Scott Baugh, chairman of the county's Republican Party, explained the losses by citing the OC GOP “not fully appreciating the demographic shift and not seeing it in time." But Baugh feels that the GOP can win Latinos back because that constituency appreciates the GOP’s emphasis on faith, family, education and hard work. Baugh said that once Congress finds a solution for the immigration issue, "It's game on again in terms of a competition of ideas and values. You could wipe out a decade of declining registration by demonstrating to the Latino community that the values they have are the values we have."

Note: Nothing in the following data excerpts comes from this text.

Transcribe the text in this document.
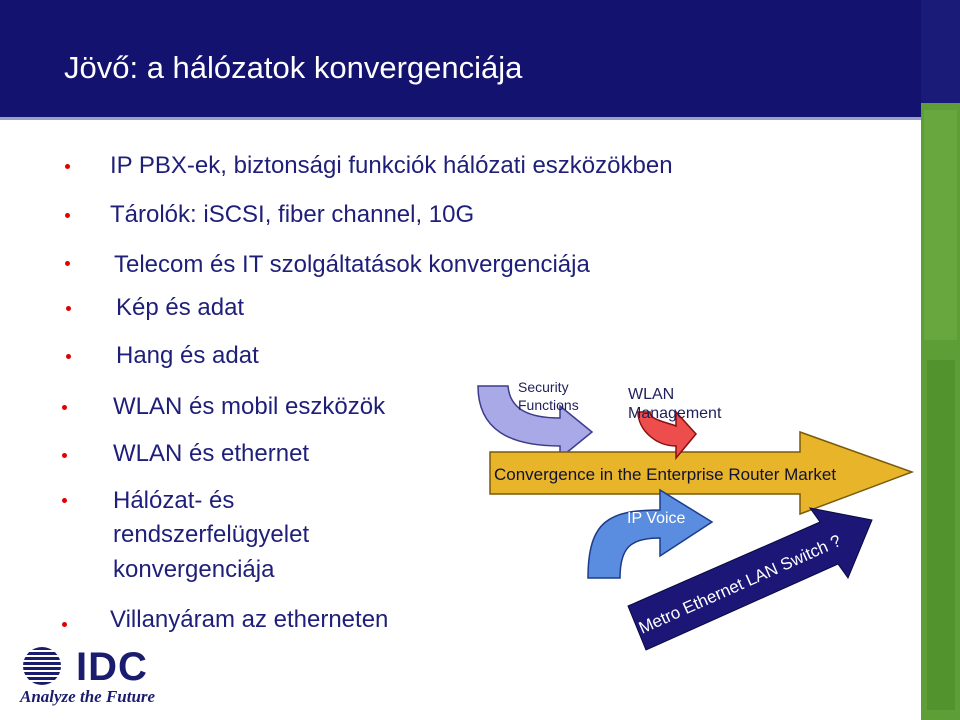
Jövő: a hálózatok konvergenciája
IP PBX-ek, biztonsági funkciók hálózati eszközökben
Tárolók: iSCSI, fiber channel, 10G
Telecom és IT szolgáltatások konvergenciája
Kép és adat
Hang és adat
WLAN és mobil eszközök
WLAN és ethernet
Hálózat- és
rendszerfelügyelet
konvergenciája
Villanyáram az etherneten
Security
Functions
WLAN
Management
Convergence in the Enterprise Router Market
IP Voice
Metro Ethernet LAN Switch ?
IDC
Analyze the Future
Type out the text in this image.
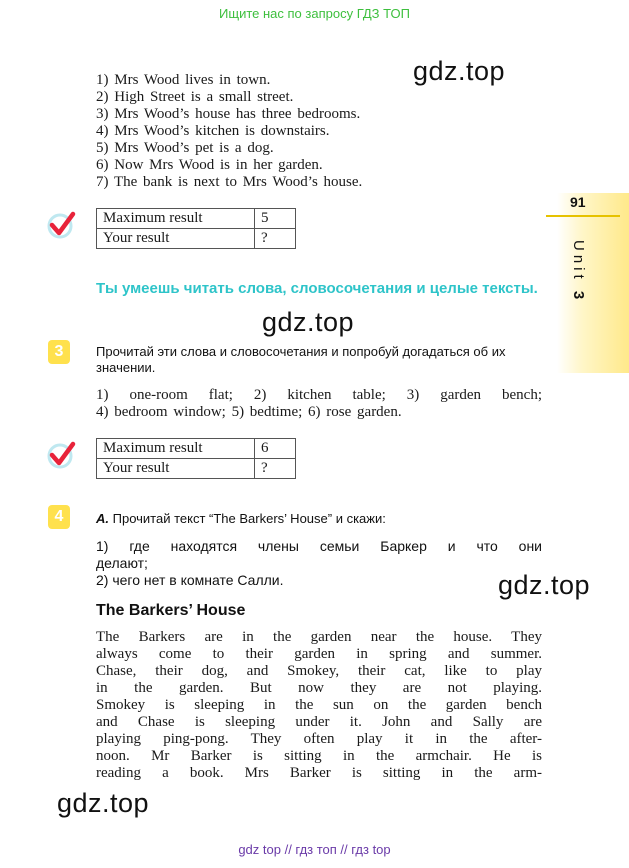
Ищите нас по запросу ГДЗ ТОП
gdz.top
1) Mrs Wood lives in town.
2) High Street is a small street.
3) Mrs Wood’s house has three bedrooms.
4) Mrs Wood’s kitchen is downstairs.
5) Mrs Wood’s pet is a dog.
6) Now Mrs Wood is in her garden.
7) The bank is next to Mrs Wood’s house.
91
Unit 3
Maximum result	5
Your result	?
Ты умеешь читать слова, словосочетания и целые тексты.
gdz.top
3	Прочитай эти слова и словосочетания и попробуй догадаться об их значении.
1) one-room flat; 2) kitchen table; 3) garden bench;
4) bedroom window; 5) bedtime; 6) rose garden.
Maximum result	6
Your result	?
4	A. Прочитай текст “The Barkers’ House” и скажи:
1) где находятся члены семьи Баркер и что они
делают;
2) чего нет в комнате Салли.	gdz.top
The Barkers’ House
The Barkers are in the garden near the house. They
always come to their garden in spring and summer.
Chase, their dog, and Smokey, their cat, like to play
in the garden. But now they are not playing.
Smokey is sleeping in the sun on the garden bench
and Chase is sleeping under it. John and Sally are
playing ping-pong. They often play it in the after-
noon. Mr Barker is sitting in the armchair. He is
reading a book. Mrs Barker is sitting in the arm-
gdz.top
gdz top // гдз топ // гдз top
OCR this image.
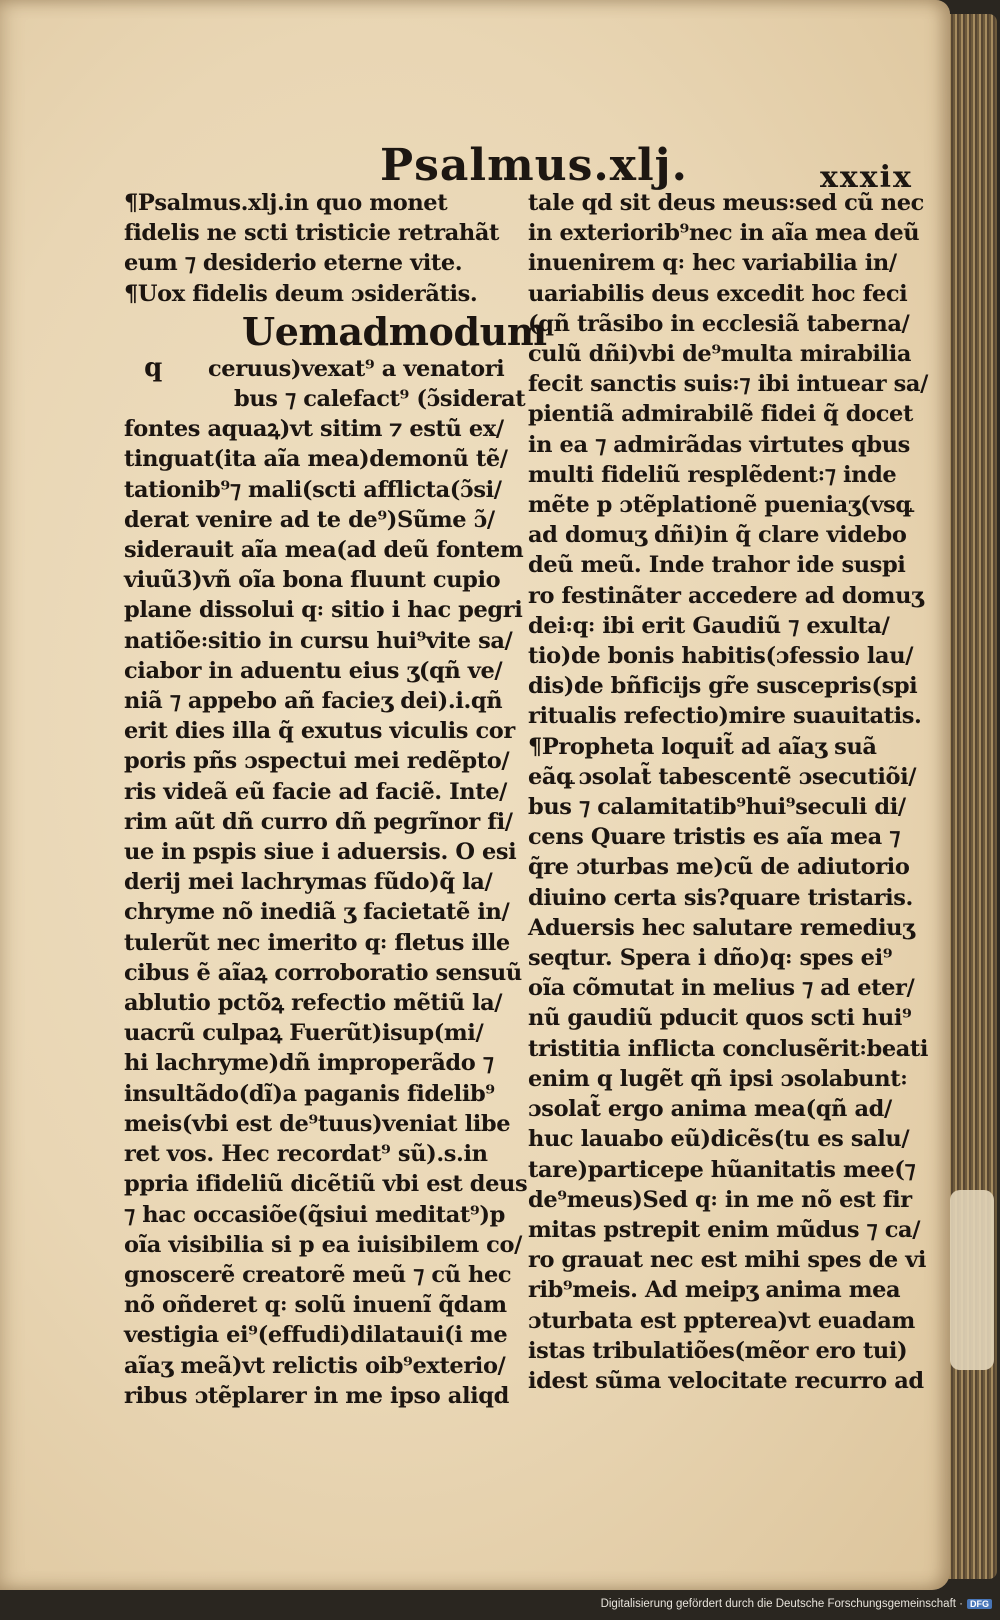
Psalmus.xlj.	xxxix
¶Psalmus.xlj.in quo monet
fidelis ne scti tristicie retrahãt
eum ⁊ desiderio eterne vite.
¶Uox fidelis deum ɔsiderãtis.
Uemadmodum
q ceruus)vexat⁹ a venatori
bus ⁊ calefact⁹ (ɔ̃siderat
fontes aquaꝝ)vt sitim ⁊ estũ ex/
tinguat(ita aĩa mea)demonũ tẽ/
tationib⁹⁊ mali(scti afflicta(ɔ̃si/
derat venire ad te de⁹)Sũme ɔ̃/
siderauit aĩa mea(ad deũ fontem
viuũ3)vñ oĩa bona fluunt cupio
plane dissolui q꞉ sitio i hac pegri
natiõe꞉sitio in cursu hui⁹vite sa/
ciabor in aduentu eius ʒ(qñ ve/
niã ⁊ appebo añ facieʒ dei).i.qñ
erit dies illa q̃ exutus viculis cor
poris pñs ɔspectui mei redẽpto/
ris videã eũ facie ad faciẽ. Inte/
rim aũt dñ curro dñ pegrĩnor fi/
ue in pspis siue i aduersis. O esi
derij mei lachrymas fũdo)q̃ la/
chryme nõ inediã ʒ facietatẽ in/
tulerũt nec imerito q꞉ fletus ille
cibus ẽ aĩaꝝ corroboratio sensuũ
ablutio pctõꝝ refectio mẽtiũ la/
uacrũ culpaꝝ Fuerũt)isup(mi/
hi lachryme)dñ improperãdo ⁊
insultãdo(dĩ)a paganis fidelib⁹
meis(vbi est de⁹tuus)veniat libe
ret vos. Hec recordat⁹ sũ).s.in
ppria ifideliũ dicẽtiũ vbi est deus
⁊ hac occasiõe(q̃siui meditat⁹)p
oĩa visibilia si p ea iuisibilem co/
gnoscerẽ creatorẽ meũ ⁊ cũ hec
nõ oñderet q꞉ solũ inuenĩ q̃dam
vestigia ei⁹(effudi)dilataui(i me
aĩaʒ meã)vt relictis oib⁹exterio/
ribus ɔtẽplarer in me ipso aliqd
tale qd sit deus meus꞉sed cũ nec
in exteriorib⁹nec in aĩa mea deũ
inuenirem q꞉ hec variabilia in/
uariabilis deus excedit hoc feci
(qñ trãsibo in ecclesiã taberna/
culũ dñi)vbi de⁹multa mirabilia
fecit sanctis suis꞉⁊ ibi intuear sa/
pientiã admirabilẽ fidei q̃ docet
in ea ⁊ admirãdas virtutes qbus
multi fideliũ resplẽdent꞉⁊ inde
mẽte p ɔtẽplationẽ pueniaʒ(vsq꜡
ad domuʒ dñi)in q̃ clare videbo
deũ meũ. Inde trahor ide suspi
ro festinãter accedere ad domuʒ
dei꞉q꞉ ibi erit Gaudiũ ⁊ exulta/
tio)de bonis habitis(ɔfessio lau/
dis)de bñficijs gr̃e suscepris(spi
ritualis refectio)mire suauitatis.
¶Propheta loquit̃ ad aĩaʒ suã
eãq꜡ ɔsolat̃ tabescentẽ ɔsecutiõi/
bus ⁊ calamitatib⁹hui⁹seculi di/
cens Quare tristis es aĩa mea ⁊
q̃re ɔturbas me)cũ de adiutorio
diuino certa sis?quare tristaris.
Aduersis hec salutare remediuʒ
seqtur. Spera i dño)q꞉ spes ei⁹
oĩa cõmutat in melius ⁊ ad eter/
nũ gaudiũ pducit quos scti hui⁹
tristitia inflicta conclusẽrit꞉beati
enim q lugẽt qñ ipsi ɔsolabunt꞉
ɔsolat̃ ergo anima mea(qñ ad/
huc lauabo eũ)dicẽs(tu es salu/
tare)particepe hũanitatis mee(⁊
de⁹meus)Sed q꞉ in me nõ est fir
mitas pstrepit enim mũdus ⁊ ca/
ro grauat nec est mihi spes de vi
rib⁹meis. Ad meipʒ anima mea
ɔturbata est ppterea)vt euadam
istas tribulatiões(mẽor ero tui)
idest sũma velocitate recurro ad
Digitalisierung gefördert durch die Deutsche Forschungsgemeinschaft · DFG
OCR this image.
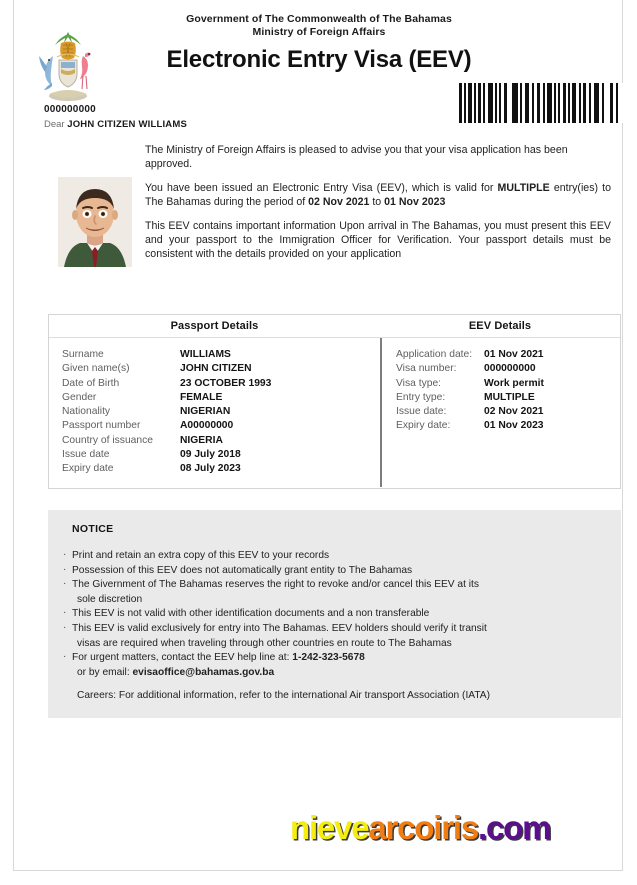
Government of The Commonwealth of The Bahamas
Ministry of Foreign Affairs
Electronic Entry Visa (EEV)
000000000
Dear JOHN CITIZEN WILLIAMS

The Ministry of Foreign Affairs is pleased to advise you that your visa application has been approved.

You have been issued an Electronic Entry Visa (EEV), which is valid for MULTIPLE entry(ies) to The Bahamas during the period of 02 Nov 2021 to 01 Nov 2023

This EEV contains important information Upon arrival in The Bahamas, you must present this EEV and your passport to the Immigration Officer for Verification. Your passport details must be consistent with the details provided on your application

Passport Details
Surname	WILLIAMS
Given name(s)	JOHN CITIZEN
Date of Birth	23 OCTOBER 1993
Gender	FEMALE
Nationality	NIGERIAN
Passport number	A00000000
Country of issuance	NIGERIA
Issue date	09 July 2018
Expiry date	08 July 2023
EEV Details
Application date:	01 Nov 2021
Visa number:	000000000
Visa type:	Work permit
Entry type:	MULTIPLE
Issue date:	02 Nov 2021
Expiry date:	01 Nov 2023
NOTICE
· Print and retain an extra copy of this EEV to your records
· Possession of this EEV does not automatically grant entity to The Bahamas
· The Givernment of The Bahamas reserves the right to revoke and/or cancel this EEV at its
sole discretion
· This EEV is not valid with other identification documents and a non transferable
· This EEV is valid exclusively for entry into The Bahamas. EEV holders should verify it transit
visas are required when traveling through other countries en route to The Bahamas
· For urgent matters, contact the EEV help line at: 1-242-323-5678
or by email: evisaoffice@bahamas.gov.ba
Careers: For additional information, refer to the international Air transport Association (IATA)
nievearcoiris.com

Teresa Hernandez, who runs the immigration reform committee for the conservative Lincoln Club of Orange County, said, “The Republican Party has done such a poor job of, one, messaging; and two, letting themselves be demonized and not fighting back. If I knock on the door and say, 'I'm a Republican,' they don't want to hear what I say on the economy or education because they have it in their mind that I'm a bigot."
The Orange County GOP has been hard-line on immigration for some time; they helped propose Proposition 187 in 1994 which was meant to cut public services for illegal immigrants. In 2006, when President George W. Bush came to pitch his immigration reform plan — which involved a guest-worker program — many members of the OC GOP criticized his plan as amnesty for illegal immigrants.
Joseph Cruz, an Irvine tax attorney and second-generation Filipino American, voted for Democrats because he felt immigrants needed a path to citizenship: "People assume it's a Latino thing," but Cruz said Republicans "haven't said anything that's really solution-based."